← Back to context

Comment by wahern

14 days ago

> What’s notable is that all of these bugs landed in a production Rust codebase, written by people who knew what they were doing

They knew how to write Rust, but clearly weren't sufficiently experienced with Unix APIs, semantics, and pitfalls. Most of those mistakes are exceedingly amateur from the perspective of long-time GNU coreutils (or BSD or Solaris base) developers, issues that were identified and largely hashed out decades ago, notwithstanding the continued long tail of fixes--mostly just a trickle these days--to the old codebases.

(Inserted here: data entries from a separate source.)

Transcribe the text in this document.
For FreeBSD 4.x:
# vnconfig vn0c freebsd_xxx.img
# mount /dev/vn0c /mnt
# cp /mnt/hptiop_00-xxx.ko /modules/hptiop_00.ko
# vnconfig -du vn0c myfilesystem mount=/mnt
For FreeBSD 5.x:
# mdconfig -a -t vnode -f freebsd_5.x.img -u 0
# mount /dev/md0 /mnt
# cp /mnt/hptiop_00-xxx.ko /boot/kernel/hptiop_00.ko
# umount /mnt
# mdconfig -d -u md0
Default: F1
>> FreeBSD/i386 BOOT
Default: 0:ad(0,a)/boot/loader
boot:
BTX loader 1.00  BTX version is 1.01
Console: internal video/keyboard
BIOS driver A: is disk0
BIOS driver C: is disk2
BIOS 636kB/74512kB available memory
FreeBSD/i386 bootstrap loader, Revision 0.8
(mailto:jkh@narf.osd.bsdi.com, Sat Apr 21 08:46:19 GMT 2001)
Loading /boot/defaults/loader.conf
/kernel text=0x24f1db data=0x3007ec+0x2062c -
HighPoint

Reading that Canonical thread was jaw-dropping. Paraphrased: "Rust is more secure, security is our priority, therefore deploying this full-rewrite of core utils is an emergency. If things break that's fine, we'll fix it :)".

I would not want to run any code on my machines made by people who think like this. And I'm pro-Rust. Rust is only "more secure" all else being equal. But all else is not equal.

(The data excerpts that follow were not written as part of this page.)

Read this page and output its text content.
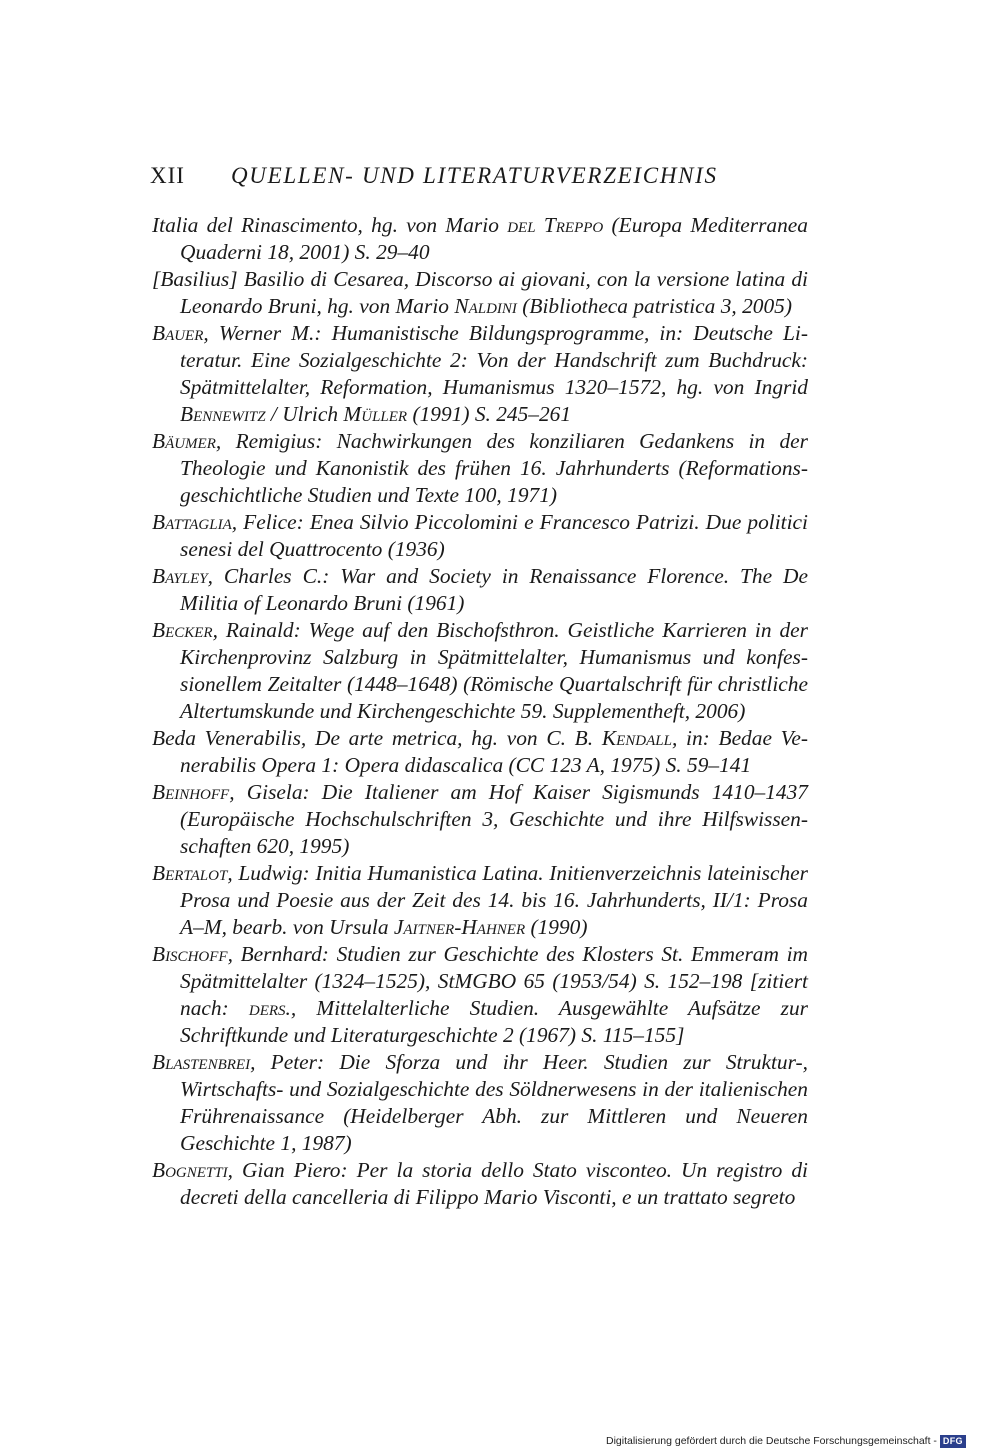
XII QUELLEN- UND LITERATURVERZEICHNIS
Italia del Rinascimento, hg. von Mario del Treppo (Europa Mediterranea Quaderni 18, 2001) S. 29–40
[Basilius] Basilio di Cesarea, Discorso ai giovani, con la versione latina di Leonardo Bruni, hg. von Mario Naldini (Bibliotheca patristica 3, 2005)
Bauer, Werner M.: Humanistische Bildungsprogramme, in: Deutsche Literatur. Eine Sozialgeschichte 2: Von der Handschrift zum Buchdruck: Spätmittelalter, Reformation, Humanismus 1320–1572, hg. von Ingrid Bennewitz / Ulrich Müller (1991) S. 245–261
Bäumer, Remigius: Nachwirkungen des konziliaren Gedankens in der Theologie und Kanonistik des frühen 16. Jahrhunderts (Reformationsgeschichtliche Studien und Texte 100, 1971)
Battaglia, Felice: Enea Silvio Piccolomini e Francesco Patrizi. Due politici senesi del Quattrocento (1936)
Bayley, Charles C.: War and Society in Renaissance Florence. The De Militia of Leonardo Bruni (1961)
Becker, Rainald: Wege auf den Bischofsthron. Geistliche Karrieren in der Kirchenprovinz Salzburg in Spätmittelalter, Humanismus und konfessionellem Zeitalter (1448–1648) (Römische Quartalschrift für christliche Altertumskunde und Kirchengeschichte 59. Supplementheft, 2006)
Beda Venerabilis, De arte metrica, hg. von C. B. Kendall, in: Bedae Venerabilis Opera 1: Opera didascalica (CC 123 A, 1975) S. 59–141
Beinhoff, Gisela: Die Italiener am Hof Kaiser Sigismunds 1410–1437 (Europäische Hochschulschriften 3, Geschichte und ihre Hilfswissenschaften 620, 1995)
Bertalot, Ludwig: Initia Humanistica Latina. Initienverzeichnis lateinischer Prosa und Poesie aus der Zeit des 14. bis 16. Jahrhunderts, II/1: Prosa A–M, bearb. von Ursula Jaitner-Hahner (1990)
Bischoff, Bernhard: Studien zur Geschichte des Klosters St. Emmeram im Spätmittelalter (1324–1525), StMGBO 65 (1953/54) S. 152–198 [zitiert nach: ders., Mittelalterliche Studien. Ausgewählte Aufsätze zur Schriftkunde und Literaturgeschichte 2 (1967) S. 115–155]
Blastenbrei, Peter: Die Sforza und ihr Heer. Studien zur Struktur-, Wirtschafts- und Sozialgeschichte des Söldnerwesens in der italienischen Frührenaissance (Heidelberger Abh. zur Mittleren und Neueren Geschichte 1, 1987)
Bognetti, Gian Piero: Per la storia dello Stato visconteo. Un registro di decreti della cancelleria di Filippo Mario Visconti, e un trattato segreto
Digitalisierung gefördert durch die Deutsche Forschungsgemeinschaft - DFG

A rewrite necessarily has orders of magnitude more bugs and vulnerabilities than a decades-old well-maintained codebase, so the security argument was only valid for a long-term transition, not a rushed one. And the people downplaying user impact post-rollout, arguing that "this is how we'll surface bugs", and "the old coreutils didn't have proper test cases anyway" are so irresponsible. Users are not lab rats. Maintainers have a moral responsibility to not harm users' systems' reliability (I know that's a minority opinion these days). Their reasoning was flawed, and their values were wrong.

  • This leaves such a bad taste in my mouth. If you fucking found 44 CVEs with some relatively amateurish ones (I'm no security engineer but even I've done that exact TOCTOU mitigation before) in such a core component of your system a month before 26.04 LTS release (or a couple months if you count from their round 1), surely the response should be "we need to delay this to 28.04 LTS to give it time to mature", not "we'll ship this thing in LTS anyway but leave out the most obviously problematic parts"?

    The snap BS wasn't enough to move me since I was largely unaffected once stripping it out, but this might finally convince me to ditch.

    • It's insane that this is going into an LTS. It's the kind of experiment I'd expect them to play with in a non-LTS and revert in LTSes until it's fully usable, like they did with Wayland being the default, which started in 2017

  • This is a people problem and Canonical just isn't good at hiring people

    • I’ve gotta agree. Some horror stories were going around about their interview process. It seemed highly optimized to select people willing to put up with insane top-down BS.

  • Agree with the point. Asking sincerely, how to filter out installing any rust-rewrite packages on my machines? Does anyone know the way?

More than that: it seems that Rust stdlib nudges the developer towards using neat APIs at an incorrect level of abstraction, like path-based instead of handle-based file operations. I hope I'm wrong.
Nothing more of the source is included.